Sportsbooks Add Elections - To Sports Betting Lines Menus

It was just hours after George W. Bush had been re-elected President of the United States in 2004 that sportsbooks began posting betting lines on who would win a four-year lease on the Oval Office in 2008.



John McCain, the Arizona Senator, and Hilary Clinton, the Senator from New York, remain the frontrunners for the Republican and Democratic parties, respectively. McCain, because of his maverick nature, has appeal with moderates, swing voters and conservative Democrats. That would be a formidable foe in the general election but, ironically, that same independent streak—-he strayed from conservative orthodoxy on judges, taxes and gay rights--could hurt him in the GOP nomination process where Evangelical Christians and conservative activists, groups less than enamored with his stance on those issues, are a formidable voting block, particularly in the primaries.

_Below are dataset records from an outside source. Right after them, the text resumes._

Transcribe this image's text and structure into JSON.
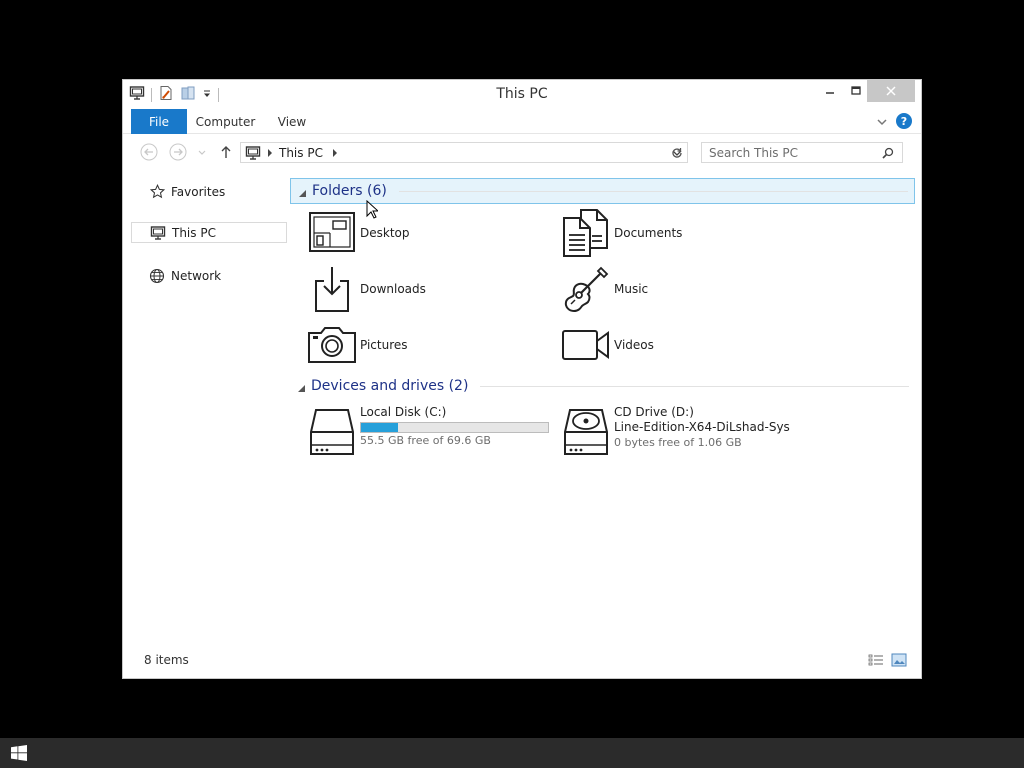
{
  "window": {
    "title": "This PC"
  },
  "ribbon": {
    "tabs": [
      {
        "label": "File",
        "active": true
      },
      {
        "label": "Computer"
      },
      {
        "label": "View"
      }
    ],
    "help_label": "?"
  },
  "address": {
    "location": "This PC",
    "search_placeholder": "Search This PC"
  },
  "sidebar": {
    "items": [
      {
        "label": "Favorites",
        "icon": "star-icon"
      },
      {
        "label": "This PC",
        "icon": "computer-icon",
        "selected": true
      },
      {
        "label": "Network",
        "icon": "network-icon"
      }
    ]
  },
  "groups": {
    "folders": {
      "title": "Folders (6)",
      "items": [
        {
          "label": "Desktop",
          "icon": "desktop-folder-icon"
        },
        {
          "label": "Documents",
          "icon": "documents-folder-icon"
        },
        {
          "label": "Downloads",
          "icon": "downloads-folder-icon"
        },
        {
          "label": "Music",
          "icon": "music-folder-icon"
        },
        {
          "label": "Pictures",
          "icon": "pictures-folder-icon"
        },
        {
          "label": "Videos",
          "icon": "videos-folder-icon"
        }
      ]
    },
    "drives": {
      "title": "Devices and drives (2)",
      "items": [
        {
          "name": "Local Disk (C:)",
          "free": "55.5 GB free of 69.6 GB",
          "used_fraction": 0.2,
          "icon": "hard-disk-icon"
        },
        {
          "name": "CD Drive (D:)",
          "volume_label": "Line-Edition-X64-DiLshad-Sys",
          "free": "0 bytes free of 1.06 GB",
          "icon": "cd-drive-icon"
        }
      ]
    }
  },
  "status": {
    "items_count": "8 items"
  },
  "colors": {
    "accent": "#1979ca",
    "group_title": "#1e3287",
    "selection_bg": "#e5f3fb",
    "selection_border": "#7fc4ea",
    "usage_bar": "#26a0da",
    "taskbar": "#2b2b2b"
  }
}
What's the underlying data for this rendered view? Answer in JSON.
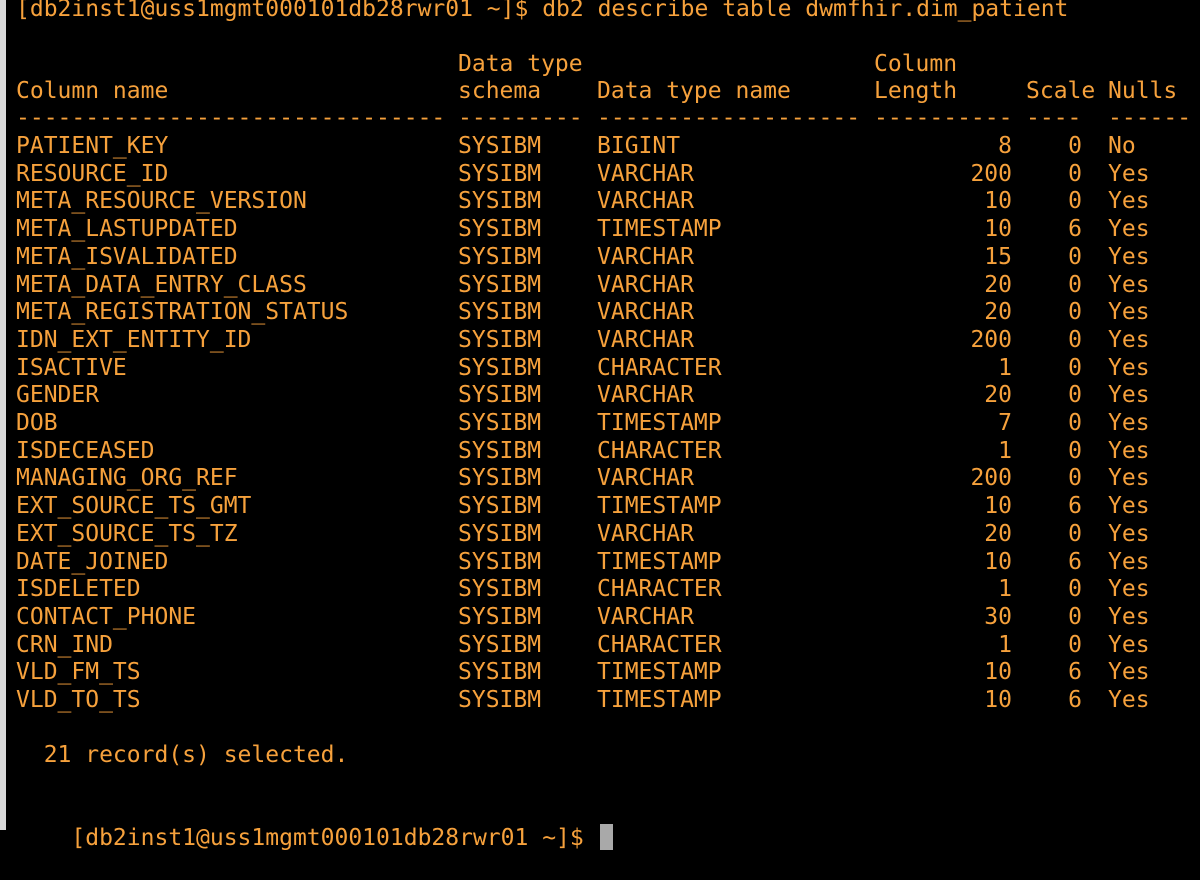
{
  "terminal": {
    "command_line": "[db2inst1@uss1mgmt000101db28rwr01 ~]$ db2 describe table dwmfhir.dim_patient",
    "headers": {
      "row1": {
        "schema": "Data type",
        "length": "Column"
      },
      "row2": {
        "name": "Column name",
        "schema": "schema",
        "type": "Data type name",
        "length": "Length",
        "scale": "Scale",
        "nulls": "Nulls"
      }
    },
    "separator": {
      "name": "-------------------------------",
      "schema": "---------",
      "type": "-------------------",
      "length": "----------",
      "scale": "-----",
      "nulls": "------"
    },
    "rows": [
      {
        "name": "PATIENT_KEY",
        "schema": "SYSIBM",
        "type": "BIGINT",
        "length": "8",
        "scale": "0",
        "nulls": "No"
      },
      {
        "name": "RESOURCE_ID",
        "schema": "SYSIBM",
        "type": "VARCHAR",
        "length": "200",
        "scale": "0",
        "nulls": "Yes"
      },
      {
        "name": "META_RESOURCE_VERSION",
        "schema": "SYSIBM",
        "type": "VARCHAR",
        "length": "10",
        "scale": "0",
        "nulls": "Yes"
      },
      {
        "name": "META_LASTUPDATED",
        "schema": "SYSIBM",
        "type": "TIMESTAMP",
        "length": "10",
        "scale": "6",
        "nulls": "Yes"
      },
      {
        "name": "META_ISVALIDATED",
        "schema": "SYSIBM",
        "type": "VARCHAR",
        "length": "15",
        "scale": "0",
        "nulls": "Yes"
      },
      {
        "name": "META_DATA_ENTRY_CLASS",
        "schema": "SYSIBM",
        "type": "VARCHAR",
        "length": "20",
        "scale": "0",
        "nulls": "Yes"
      },
      {
        "name": "META_REGISTRATION_STATUS",
        "schema": "SYSIBM",
        "type": "VARCHAR",
        "length": "20",
        "scale": "0",
        "nulls": "Yes"
      },
      {
        "name": "IDN_EXT_ENTITY_ID",
        "schema": "SYSIBM",
        "type": "VARCHAR",
        "length": "200",
        "scale": "0",
        "nulls": "Yes"
      },
      {
        "name": "ISACTIVE",
        "schema": "SYSIBM",
        "type": "CHARACTER",
        "length": "1",
        "scale": "0",
        "nulls": "Yes"
      },
      {
        "name": "GENDER",
        "schema": "SYSIBM",
        "type": "VARCHAR",
        "length": "20",
        "scale": "0",
        "nulls": "Yes"
      },
      {
        "name": "DOB",
        "schema": "SYSIBM",
        "type": "TIMESTAMP",
        "length": "7",
        "scale": "0",
        "nulls": "Yes"
      },
      {
        "name": "ISDECEASED",
        "schema": "SYSIBM",
        "type": "CHARACTER",
        "length": "1",
        "scale": "0",
        "nulls": "Yes"
      },
      {
        "name": "MANAGING_ORG_REF",
        "schema": "SYSIBM",
        "type": "VARCHAR",
        "length": "200",
        "scale": "0",
        "nulls": "Yes"
      },
      {
        "name": "EXT_SOURCE_TS_GMT",
        "schema": "SYSIBM",
        "type": "TIMESTAMP",
        "length": "10",
        "scale": "6",
        "nulls": "Yes"
      },
      {
        "name": "EXT_SOURCE_TS_TZ",
        "schema": "SYSIBM",
        "type": "VARCHAR",
        "length": "20",
        "scale": "0",
        "nulls": "Yes"
      },
      {
        "name": "DATE_JOINED",
        "schema": "SYSIBM",
        "type": "TIMESTAMP",
        "length": "10",
        "scale": "6",
        "nulls": "Yes"
      },
      {
        "name": "ISDELETED",
        "schema": "SYSIBM",
        "type": "CHARACTER",
        "length": "1",
        "scale": "0",
        "nulls": "Yes"
      },
      {
        "name": "CONTACT_PHONE",
        "schema": "SYSIBM",
        "type": "VARCHAR",
        "length": "30",
        "scale": "0",
        "nulls": "Yes"
      },
      {
        "name": "CRN_IND",
        "schema": "SYSIBM",
        "type": "CHARACTER",
        "length": "1",
        "scale": "0",
        "nulls": "Yes"
      },
      {
        "name": "VLD_FM_TS",
        "schema": "SYSIBM",
        "type": "TIMESTAMP",
        "length": "10",
        "scale": "6",
        "nulls": "Yes"
      },
      {
        "name": "VLD_TO_TS",
        "schema": "SYSIBM",
        "type": "TIMESTAMP",
        "length": "10",
        "scale": "6",
        "nulls": "Yes"
      }
    ],
    "summary": "  21 record(s) selected.",
    "prompt": "[db2inst1@uss1mgmt000101db28rwr01 ~]$ "
  },
  "colors": {
    "background": "#000000",
    "text": "#f6a13c",
    "cursor": "#a9a9a9"
  }
}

Clinton has the opposite problem. While the former First Lady is wildly popular in Democratic circles and, should she decide to run, would be difficult to beat for the party’s nomination, remains a polarizing figure and could have difficulty winning a general election where many already have a fixed, negative opinion of her.

That said, most betting lines still favor a McCain-Clinton showdown in 2008, although juicy, double-digit prices abound for other hopefuls such as former New York Mayor Rudy Guiliani (R), Massachusetts Governor Mitt Romney (R), former Vice President Al Gore (D), Indiana Senator Evan Bayh (D), Massachusetts Senator John Kerry (D), former North Carolina Senator John Edwards (D), Arkansas Governor Mike Huckabee (R), retired General Wesley Clark (D) and Illinois Senator Barack Obama (D).

Posting betting lines and/or betting on the outcome of presidential elections are not new. The practices gained attention in 1948 when legendary oddsmaker and gambler Jimmy “The Greek” Snyder predicted that heavy underdog Harry S. Truman, who had been elevated to the presidency when Franklin Delano Roosevelt died in 1945, would beat GOP standard-bearer and heavy favorite James Dewey, the Governor of New York.

Snyder based his prediction on the fact that Dewey wore a mustache and his belief that women would find that the facial hair made Dewey look “sneaky.”

At least that’s the way the story goes.

Truman did prevail at the ballot box, famously holding up a newspaper whose headline erroneously proclaimed Dewey the winner.